Loudon also specifies one at Nantes, in the nursery of M. Nerrieres, forty years old in 1857, and 50
feet high, with a trunk 12 feet in girth ; one at Fremont, then thirty-two years, and one at Barres, twentyeight
years old, and one or two other younger specimens.
Loiseleur-Deslongchamps mentions two Cedars planted in the plain of Beaulieu, near Geneva, of
which the largest was in 1823, and at the age of eighty years, (according to M. Micheli de Chateauvieux,)
8 feet 5 inches in circumference at 4 feet from the ground. These may probably be a portion of the trees
mentioned by Professor de Candolle as dropping seeds, the young plants from which seem disposed to
naturalize themselves.
Prof. Karl Koch of Berlin states that the Cedar is killed throughout the north of Germany as far
as the mountains of Thuringia (Thüringer Wald), even when it is well covered up during the winter :
consequently they are only to be seen there in pots. It is not so much cold which kills it, as the changes
of climate in the first weeks of spring when the plant begins to shoot, and bad weather suddenly comes,
and sometimes several degrees of cold. On this side of the Rhine the Cedar prospers in some localities,
even near Aix-la-Chapelle, while, on the contrary, it is very generally killed at Frankfort-sur-Mein. There
are some large trees near Hombourg, not far from Frankfort, planted during the last century, but when
some of these have died, and the attempt has been made to replace them with new ones, it appears that
now they have been unable to resist the severity of the climate, and every attempt has failed. The
Deodar suffers less, and at Berlin they had specimens which stood the cold for several years, but unhappily
they succumbed during an unfavourable winter.

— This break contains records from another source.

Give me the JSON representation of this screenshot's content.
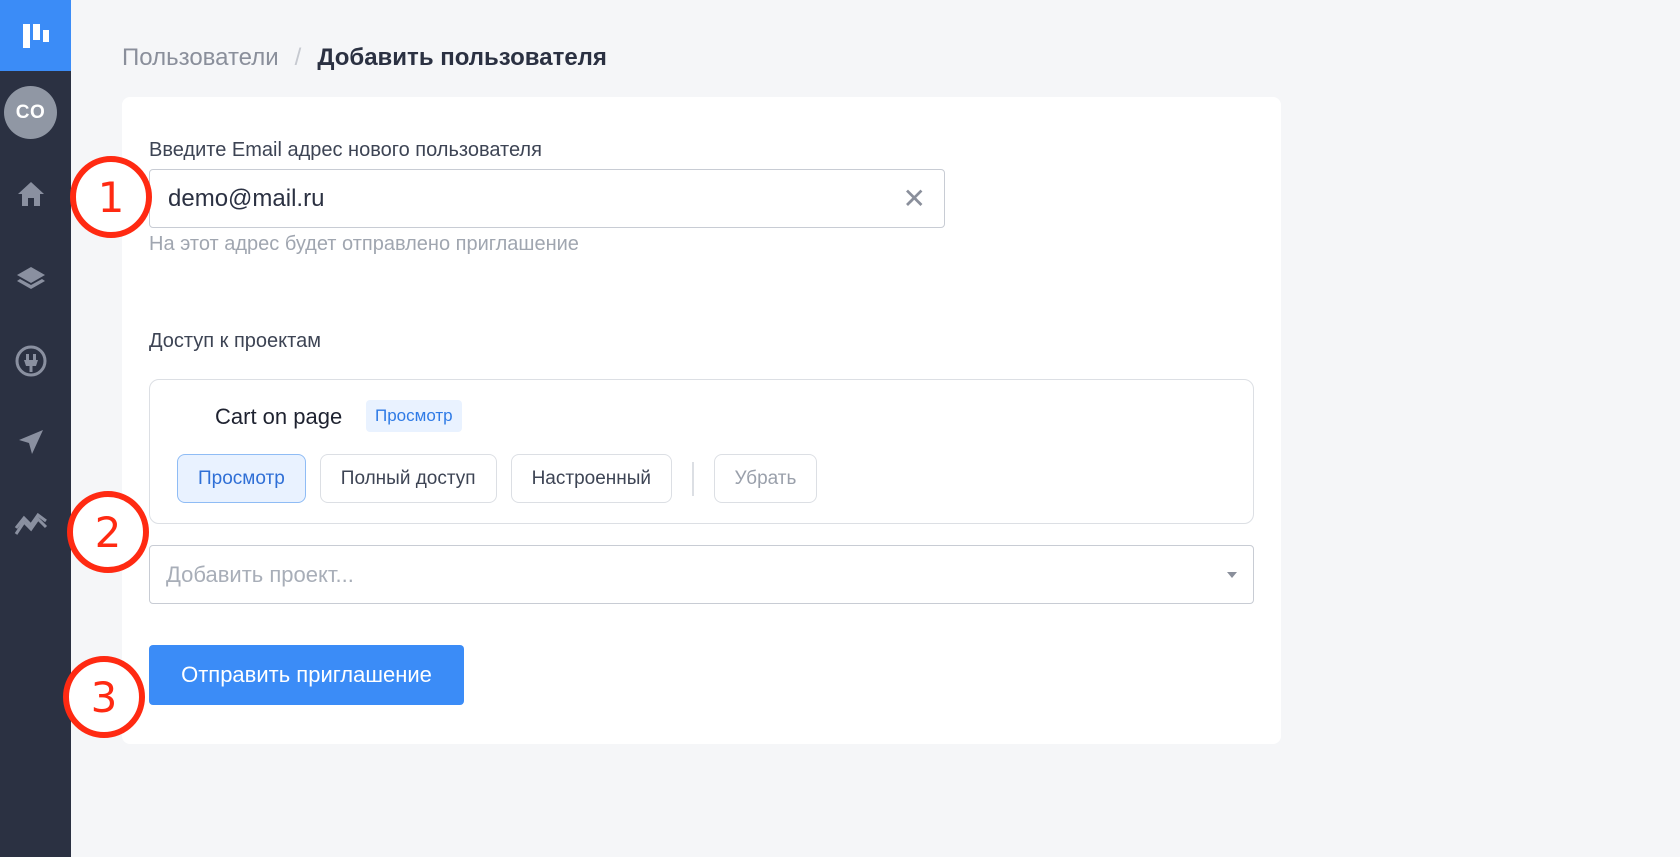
{
  "sidebar": {
    "logo_icon": "brand-logo-icon",
    "avatar_text": "CO",
    "items": [
      {
        "icon": "home-icon"
      },
      {
        "icon": "layers-icon"
      },
      {
        "icon": "plug-icon"
      },
      {
        "icon": "send-icon"
      },
      {
        "icon": "analytics-icon"
      }
    ]
  },
  "breadcrumb": {
    "parent": "Пользователи",
    "separator": "/",
    "current": "Добавить пользователя"
  },
  "form": {
    "email_label": "Введите Email адрес нового пользователя",
    "email_value": "demo@mail.ru",
    "email_hint": "На этот адрес будет отправлено приглашение",
    "access_label": "Доступ к проектам",
    "project": {
      "name": "Cart on page",
      "role_badge": "Просмотр",
      "options": [
        "Просмотр",
        "Полный доступ",
        "Настроенный"
      ],
      "selected": "Просмотр",
      "remove_label": "Убрать"
    },
    "add_project_placeholder": "Добавить проект...",
    "submit_label": "Отправить приглашение"
  },
  "callouts": [
    "1",
    "2",
    "3"
  ],
  "colors": {
    "accent": "#3b8cf7",
    "sidebar": "#2b3142",
    "callout": "#ff2a12"
  }
}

We cannot hear of any specimens in Austria, whence we conclude that the same fate attends it there
as in more northern Germany.
It may be supposed, that although this is the usual result in Germany, there may be some more
favourably situated spots where the Cedar will still thrive ; for among the foreign specimens recorded by
Loudon and some French authors, was one at Worlitz, in Saxony, which had been sixteen years planted,
and was 25 feet high when he wrote. On inquiring after it, however, we learn that Worlitz is no exception
to the general rule throughout Germany, and that the trees (for there were more than one, and Loudon
must have been speaking from old information) at Worlitz were all dead by the time Loudon's pages
appeared. M. G. L. Schoch, of Worlitz, reports that there were six Cedars in the ducal gardens, and that
they were considerably older than stated by Loudon, having been planted between 1780 and 1790.